Race strategy grumblings in Singapore - where Vettel takes victory - and Russia don't ease the tensions building between Vettel and Leclerc, which comes to a head later in the season.
2019 Brazilian Grand Prix - Vettel and Leclerc clash
In the closing stages of the Brazilian Grand Prix, with the F1 world title decided two races previously, the underlying tension between Vettel and Leclerc bubbled over when the pair clashed fighting for a podium spot.
In a relatively innocuous collision on the run to Turn 4, the two Ferrari drivers got too close for comfort with the resulting damage forcing both to retire. Neither driver was apportioned full blame, but it was clear the issue was allowed to boil over as the experienced hand and young gun partnership gradually deteriorated.
December 2019 - Leclerc signs bumper Ferrari deal
A week before the Christmas holidays, Ferrari dropped a huge indication of its future intentions by signing Leclerc up with a five-year contract.
The deal put Vettel's status at Ferrari under question and while team principal Mattia Binotto's said he remained the the team's "number one target" to continue beyond 2020, it became clear that Vettel would only be offered a short-term deal on a reduced pay grade.
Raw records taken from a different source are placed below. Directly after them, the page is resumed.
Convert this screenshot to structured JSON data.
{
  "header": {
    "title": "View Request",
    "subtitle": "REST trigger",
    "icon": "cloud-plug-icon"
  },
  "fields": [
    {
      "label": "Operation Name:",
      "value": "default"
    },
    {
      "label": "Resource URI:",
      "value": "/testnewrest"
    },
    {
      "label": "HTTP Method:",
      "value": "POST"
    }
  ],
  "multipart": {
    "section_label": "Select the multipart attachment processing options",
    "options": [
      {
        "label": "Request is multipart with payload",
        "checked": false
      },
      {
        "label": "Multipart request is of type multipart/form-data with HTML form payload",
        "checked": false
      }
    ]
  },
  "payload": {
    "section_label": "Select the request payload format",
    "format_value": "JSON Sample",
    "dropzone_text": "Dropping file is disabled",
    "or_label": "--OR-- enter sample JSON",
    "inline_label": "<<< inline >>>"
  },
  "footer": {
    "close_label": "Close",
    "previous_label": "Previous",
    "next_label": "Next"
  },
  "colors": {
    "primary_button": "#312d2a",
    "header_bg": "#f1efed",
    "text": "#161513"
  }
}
February 2020 - Vettel keeps his head down in testing
After missing the opening day of pre-season testing due to illness, Vettel reaffirmed his position at Ferrari despite a low-key showing by the team in Barcelona.
The German felt confident the SF1000 was a step in the right direction compared to Ferrari's difficult 2019 car, but conceded the Italian manufacturer was on the back-foot against its front-running rivals.
"If you look at the big teams, then nobody is really trying to do anything fancy," Vettel said. "Most of the work is done in the background and you don't really see.
"I'm curious to really see where we are in Australia. But for sure, it's not like we leave the very strongest impression right now."
Noises from the team were positive about Vettel's contract talks, although he indicated that happiness rather than money would be key to his next decision. But with the 2020 F1 season suspended on the eve of the opening round by the coronavirus crisis, contract discussions stalled.
May 2020 - Ferrari confirms Vettel departure at the end of 2020
In a surprise announcement during the ongoing shutdown and delays to the start of the 2020 F1 season, Ferrari confirmed that Vettel would leave the team at the end of the year.
Vettel played down the lower money offer and conditions from Ferrari and hints at the "real priorities" which he has focused on in recent months, having become a father for the third time in 2019.
"In order to get the best possible results in this sport, it's vital for all parties to work in perfect harmony. The team and I have realised that there is no longer a common desire to stay together beyond the end of this season," Vettel said.
"Financial matters have played no part in this joint decision. That's not the way I think when it comes to making certain choices and it never will be.
"What's been happening in these past few months has led many of us to reflect on what are our real priorities in life.
"I myself will take the time I need to reflect on what really matters when it comes to my future."